The next day I looked over the SD Cards and they appeared to be dry, I couldn’t wait to see what the balloon had captured. I tried the phones SD card first to try and pull the tracking information and figure out where the balloon had went. The data popped right open and I was able to pull the data and do a quick plot of where the balloon had traveled.
Here’s the raw file for anyone curious: Ice Dragon Data
I plotted the data on a great little site that showed the path of the flight, you can click here to check that out. The data was interesting, you may notice a gap after the balloon reaches 60,000 feet (the data on the plot is in meters), this is due to laws that prohibit the GPS from working over that height. Another interesting bit of information is that the tracking phone actually ran out of batteries before touching down. This is most likely due to the phone getting too cold and the batteries draining quickly. In less than 40 minutes the phone went from a 90% charge to 5% charge, something that had never happened during testing. So, had the balloon landed on dry land, it looks like it’s location would have not have been reported even if it had cell coverage, and would have still be lost.
Also it’s interesting to note the balloon was nearly seven miles out to sea and still almost 20,000 feet in the air when the battery died, we figure the balloon wound up about 10 miles out to sea once it “splashed down.”
I then focused my attention to the SD cards from the cameras. I plugged in the first card and was greeted by a prompt asking if i wanted to format the card. This meant that the card was damaged; could be the sea water in the camera caused it to corrupt the data as it was written to the card, or perhaps sea water could have damaged the internal components. The thought crossed my mind I’d been too anxious and had tried to access the card to soon and shorted out it’s electronics.

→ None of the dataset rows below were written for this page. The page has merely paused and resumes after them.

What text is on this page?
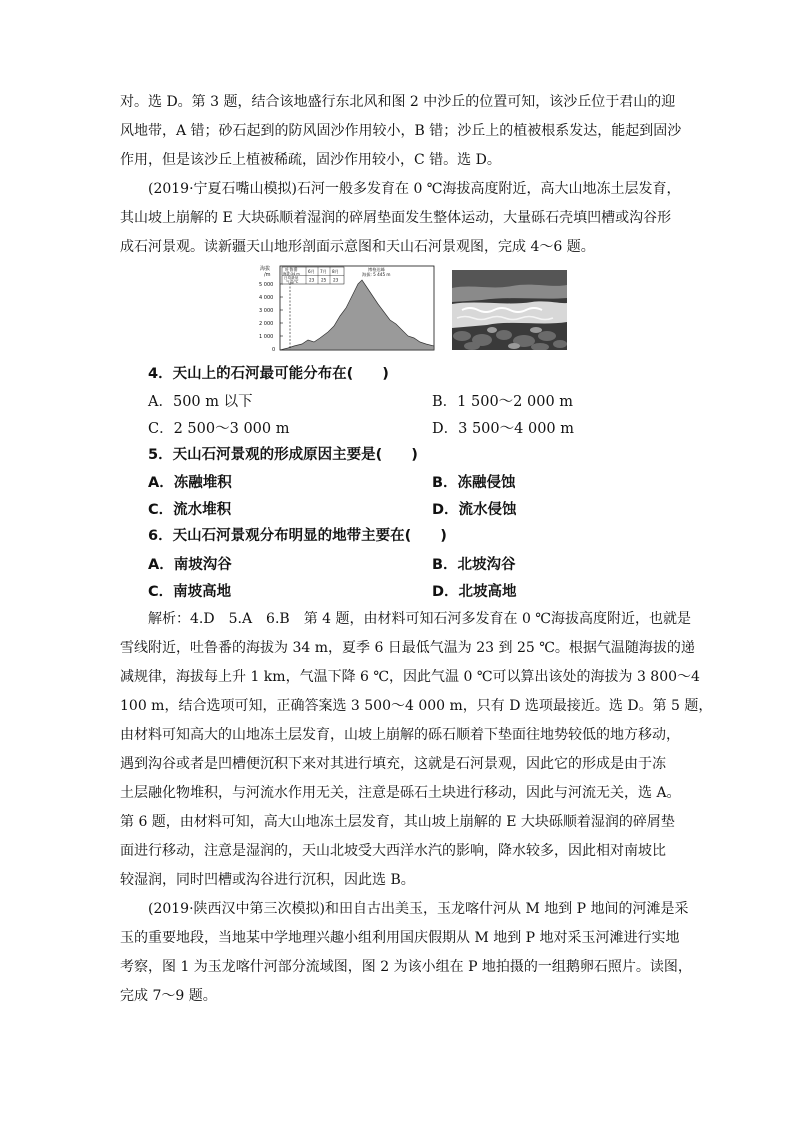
对。选 D。第 3 题，结合该地盛行东北风和图 2 中沙丘的位置可知，该沙丘位于君山的迎
风地带，A 错；砂石起到的防风固沙作用较小，B 错；沙丘上的植被根系发达，能起到固沙
作用，但是该沙丘上植被稀疏，固沙作用较小，C 错。选 D。
(2019·宁夏石嘴山模拟)石河一般多发育在 0 ℃海拔高度附近，高大山地冻土层发育，
其山坡上崩解的 E 大块砾顺着湿润的碎屑垫面发生整体运动，大量砾石壳填凹槽或沟谷形
成石河景观。读新疆天山地形剖面示意图和天山石河景观图，完成 4～6 题。
海拔
/m
5 000
4 000
3 000
2 000
1 000
0
吐鲁番
海拔:34 m 6月 7月 8月
日均最低
气温/℃	23 25 23
博格达峰
海拔: 5 445 m
4．天山上的石河最可能分布在(　　)
A．500 m 以下	B．1 500～2 000 m
C．2 500～3 000 m	D．3 500～4 000 m
5．天山石河景观的形成原因主要是(　　)
A．冻融堆积	B．冻融侵蚀
C．流水堆积	D．流水侵蚀
6．天山石河景观分布明显的地带主要在(　　)
A．南坡沟谷	B．北坡沟谷
C．南坡高地	D．北坡高地
解析：4.D　5.A　6.B　第 4 题，由材料可知石河多发育在 0 ℃海拔高度附近，也就是
雪线附近，吐鲁番的海拔为 34 m，夏季 6 日最低气温为 23 到 25 ℃。根据气温随海拔的递
减规律，海拔每上升 1 km，气温下降 6 ℃，因此气温 0 ℃可以算出该处的海拔为 3 800～4
100 m，结合选项可知，正确答案选 3 500～4 000 m，只有 D 选项最接近。选 D。第 5 题，
由材料可知高大的山地冻土层发育，山坡上崩解的砾石顺着下垫面往地势较低的地方移动，
遇到沟谷或者是凹槽便沉积下来对其进行填充，这就是石河景观，因此它的形成是由于冻
土层融化物堆积，与河流水作用无关，注意是砾石土块进行移动，因此与河流无关，选 A。
第 6 题，由材料可知，高大山地冻土层发育，其山坡上崩解的 E 大块砾顺着湿润的碎屑垫
面进行移动，注意是湿润的，天山北坡受大西洋水汽的影响，降水较多，因此相对南坡比
较湿润，同时凹槽或沟谷进行沉积，因此选 B。
(2019·陕西汉中第三次模拟)和田自古出美玉，玉龙喀什河从 M 地到 P 地间的河滩是采
玉的重要地段，当地某中学地理兴趣小组利用国庆假期从 M 地到 P 地对采玉河滩进行实地
考察，图 1 为玉龙喀什河部分流域图，图 2 为该小组在 P 地拍摄的一组鹅卵石照片。读图，
完成 7～9 题。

I decided to try and access the card with a data recovery tool. I tried the iCare Data Recovery software package which had a free trial. The software ran but didn’t find any pictures or data. I decided to try their second recovery option, and after a few minutes of analyzing the card, the software started recognizing files it could recover. The trial allowed the recovery of 10 files for free, I quickly choose a few at the start, the middle, and the end of the list clicked recover and the first pictures from the balloon appeared on the screen. I quickly registered the full version of the software and restored over 600 additional pictures and started sifting through them. Excitement quickly started to wane though as I noticed a bunch very large .dmg files, my heart sank. During the setup of the camera I must have in inadvertently turned on a setting that saved those files alongside the regular .jpg pictures as the camera snapped away. The problem was they ate up so much space the sd card filled to capacity far to quickly. I went into the folder with the .jpg files and quickly scrolled to the bottom of the list reading the time the pictures were taken and it was certain, this camera had only captured a little less than half the flight.

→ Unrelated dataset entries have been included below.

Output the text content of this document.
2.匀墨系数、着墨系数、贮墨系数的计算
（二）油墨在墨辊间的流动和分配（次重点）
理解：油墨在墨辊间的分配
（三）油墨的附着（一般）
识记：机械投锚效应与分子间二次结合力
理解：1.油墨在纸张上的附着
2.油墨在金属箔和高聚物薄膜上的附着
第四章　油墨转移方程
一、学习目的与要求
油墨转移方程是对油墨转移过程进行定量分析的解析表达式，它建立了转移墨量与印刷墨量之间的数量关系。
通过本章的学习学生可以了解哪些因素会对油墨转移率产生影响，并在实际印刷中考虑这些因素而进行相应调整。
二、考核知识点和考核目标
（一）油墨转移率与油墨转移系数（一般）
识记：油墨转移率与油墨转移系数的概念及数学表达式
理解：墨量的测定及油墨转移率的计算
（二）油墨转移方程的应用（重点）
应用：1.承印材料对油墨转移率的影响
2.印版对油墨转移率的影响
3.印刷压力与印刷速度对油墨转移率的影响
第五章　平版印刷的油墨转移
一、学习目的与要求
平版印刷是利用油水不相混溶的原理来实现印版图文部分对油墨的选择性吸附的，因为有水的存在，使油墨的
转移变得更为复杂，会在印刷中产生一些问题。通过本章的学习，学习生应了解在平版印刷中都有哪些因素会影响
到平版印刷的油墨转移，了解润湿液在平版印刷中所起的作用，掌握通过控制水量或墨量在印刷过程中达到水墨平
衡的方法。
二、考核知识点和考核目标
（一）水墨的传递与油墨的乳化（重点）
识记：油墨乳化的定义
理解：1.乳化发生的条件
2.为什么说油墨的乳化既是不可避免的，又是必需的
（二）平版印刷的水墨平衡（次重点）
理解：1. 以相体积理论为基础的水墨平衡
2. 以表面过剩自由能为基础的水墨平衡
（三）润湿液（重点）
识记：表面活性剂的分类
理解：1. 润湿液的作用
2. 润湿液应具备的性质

I eyed the other SD card and thoughts raced through my head… had I set the same setting on that camera, was the SD card readable, it held the last chance I had in having taken pictures as the edge of space.
I slowly plugged in the card and the PC just sat there. The card wasn’t recognized as anything. I fired up the Data Recovery software and ran all four tests it had, while it saw there was some soft of card in the computer it had no luck finding anything. I spent the next hour plugging and unplugging the card and trying to manually install drivers and trying various usb ports on the computer, nothing worked.

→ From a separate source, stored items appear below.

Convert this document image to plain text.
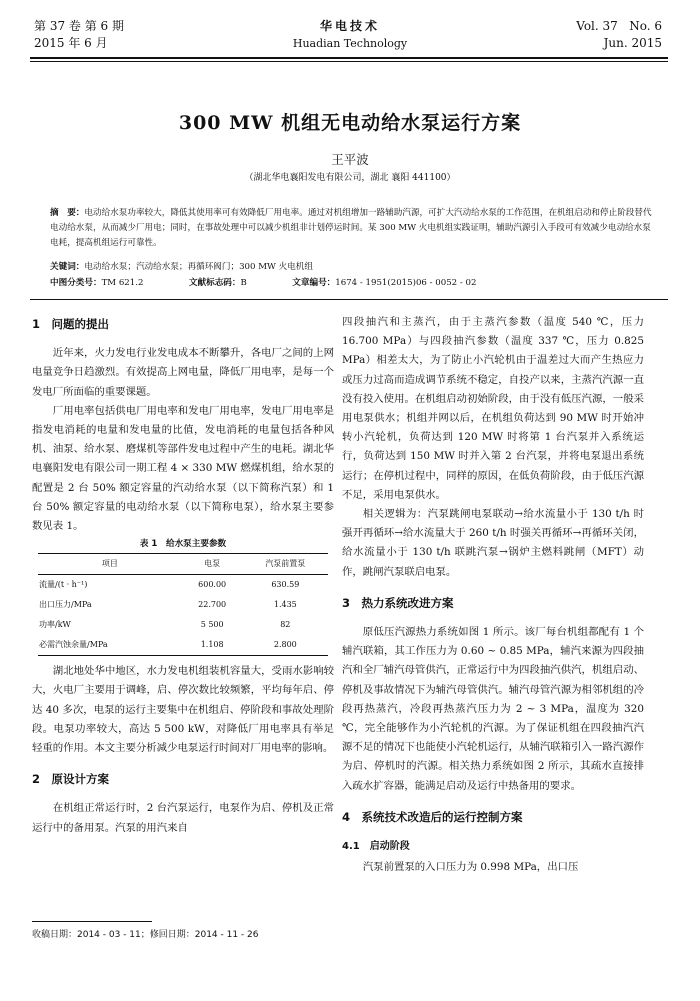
第 37 卷 第 6 期
2015 年 6 月
华电技术
Huadian Technology
Vol. 37   No. 6
Jun. 2015
300 MW 机组无电动给水泵运行方案
王平波
（湖北华电襄阳发电有限公司，湖北 襄阳 441100）
摘　要：电动给水泵功率较大，降低其使用率可有效降低厂用电率。通过对机组增加一路辅助汽源，可扩大汽动给水泵的工作范围，在机组启动和停止阶段替代电动给水泵，从而减少厂用电；同时，在事故处理中可以减少机组非计划停运时间。某 300 MW 火电机组实践证明，辅助汽源引入手段可有效减少电动给水泵电耗，提高机组运行可靠性。
关键词：电动给水泵；汽动给水泵；再循环阀门；300 MW 火电机组
中图分类号：TM 621.2	文献标志码：B	文章编号：1674 - 1951(2015)06 - 0052 - 02
1　问题的提出

近年来，火力发电行业发电成本不断攀升，各电厂之间的上网电量竞争日趋激烈。有效提高上网电量，降低厂用电率，是每一个发电厂所面临的重要课题。

厂用电率包括供电厂用电率和发电厂用电率，发电厂用电率是指发电消耗的电量和发电量的比值，发电消耗的电量包括各种风机、油泵、给水泵、磨煤机等部件发电过程中产生的电耗。湖北华电襄阳发电有限公司一期工程 4 × 330 MW 燃煤机组，给水泵的配置是 2 台 50% 额定容量的汽动给水泵（以下简称汽泵）和 1 台 50% 额定容量的电动给水泵（以下简称电泵），给水泵主要参数见表 1。

表 1　给水泵主要参数
项目	电泵	汽泵前置泵
流量/(t · h⁻¹)	600.00	630.59
出口压力/MPa	22.700	1.435
功率/kW	5 500	82
必需汽蚀余量/MPa	1.108	2.800

湖北地处华中地区，水力发电机组装机容量大，受雨水影响较大，火电厂主要用于调峰，启、停次数比较频繁，平均每年启、停达 40 多次，电泵的运行主要集中在机组启、停阶段和事故处理阶段。电泵功率较大，高达 5 500 kW，对降低厂用电率具有举足轻重的作用。本文主要分析减少电泵运行时间对厂用电率的影响。

2　原设计方案

在机组正常运行时，2 台汽泵运行，电泵作为启、停机及正常运行中的备用泵。汽泵的用汽来自

四段抽汽和主蒸汽，由于主蒸汽参数（温度 540 ℃，压力 16.700 MPa）与四段抽汽参数（温度 337 ℃，压力 0.825 MPa）相差太大，为了防止小汽轮机由于温差过大而产生热应力或压力过高而造成调节系统不稳定，自投产以来，主蒸汽汽源一直没有投入使用。在机组启动初始阶段，由于没有低压汽源，一般采用电泵供水；机组并网以后，在机组负荷达到 90 MW 时开始冲转小汽轮机，负荷达到 120 MW 时将第 1 台汽泵并入系统运行，负荷达到 150 MW 时并入第 2 台汽泵，并将电泵退出系统运行；在停机过程中，同样的原因，在低负荷阶段，由于低压汽源不足，采用电泵供水。

相关逻辑为：汽泵跳闸电泵联动→给水流量小于 130 t/h 时强开再循环→给水流量大于 260 t/h 时强关再循环→再循环关闭，给水流量小于 130 t/h 联跳汽泵→锅炉主燃料跳闸（MFT）动作，跳闸汽泵联启电泵。

3　热力系统改进方案

原低压汽源热力系统如图 1 所示。该厂每台机组都配有 1 个辅汽联箱，其工作压力为 0.60 ~ 0.85 MPa，辅汽来源为四段抽汽和全厂辅汽母管供汽，正常运行中为四段抽汽供汽，机组启动、停机及事故情况下为辅汽母管供汽。辅汽母管汽源为相邻机组的冷段再热蒸汽，冷段再热蒸汽压力为 2 ~ 3 MPa，温度为 320 ℃，完全能够作为小汽轮机的汽源。为了保证机组在四段抽汽汽源不足的情况下也能使小汽轮机运行，从辅汽联箱引入一路汽源作为启、停机时的汽源。相关热力系统如图 2 所示，其疏水直接排入疏水扩容器，能满足启动及运行中热备用的要求。

4　系统技术改造后的运行控制方案
4.1　启动阶段

汽泵前置泵的入口压力为 0.998 MPa，出口压

收稿日期：2014 - 03 - 11；修回日期：2014 - 11 - 26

Frustrated, I started surfing around looking at other data recovery services. I found one in Clearwater that charged $125.00, but only if they were successful recovering data. I chatted with them online, they said I could even drop it off in person and they would show me around. I closed the chat and starred blankly at the screen of Google search results when a blurb of text caught my eye. “A regular eraser can be used to clean oxidation off the contacts of an SD Card.” I groaned to myself why would that work when nothing else had, but decided this would be my last attempt for the night. I carefully rubbed each of the gold contacts with the eraser and slipped it back in the reader, nothing. I repeated the process a few more times, nothing. I pulled the card out one last time and noticed a small contact I had missed, I rubbed it until it was shiny and clean and placed the card back in the reader, a prompt appeared. What would you like to do with card?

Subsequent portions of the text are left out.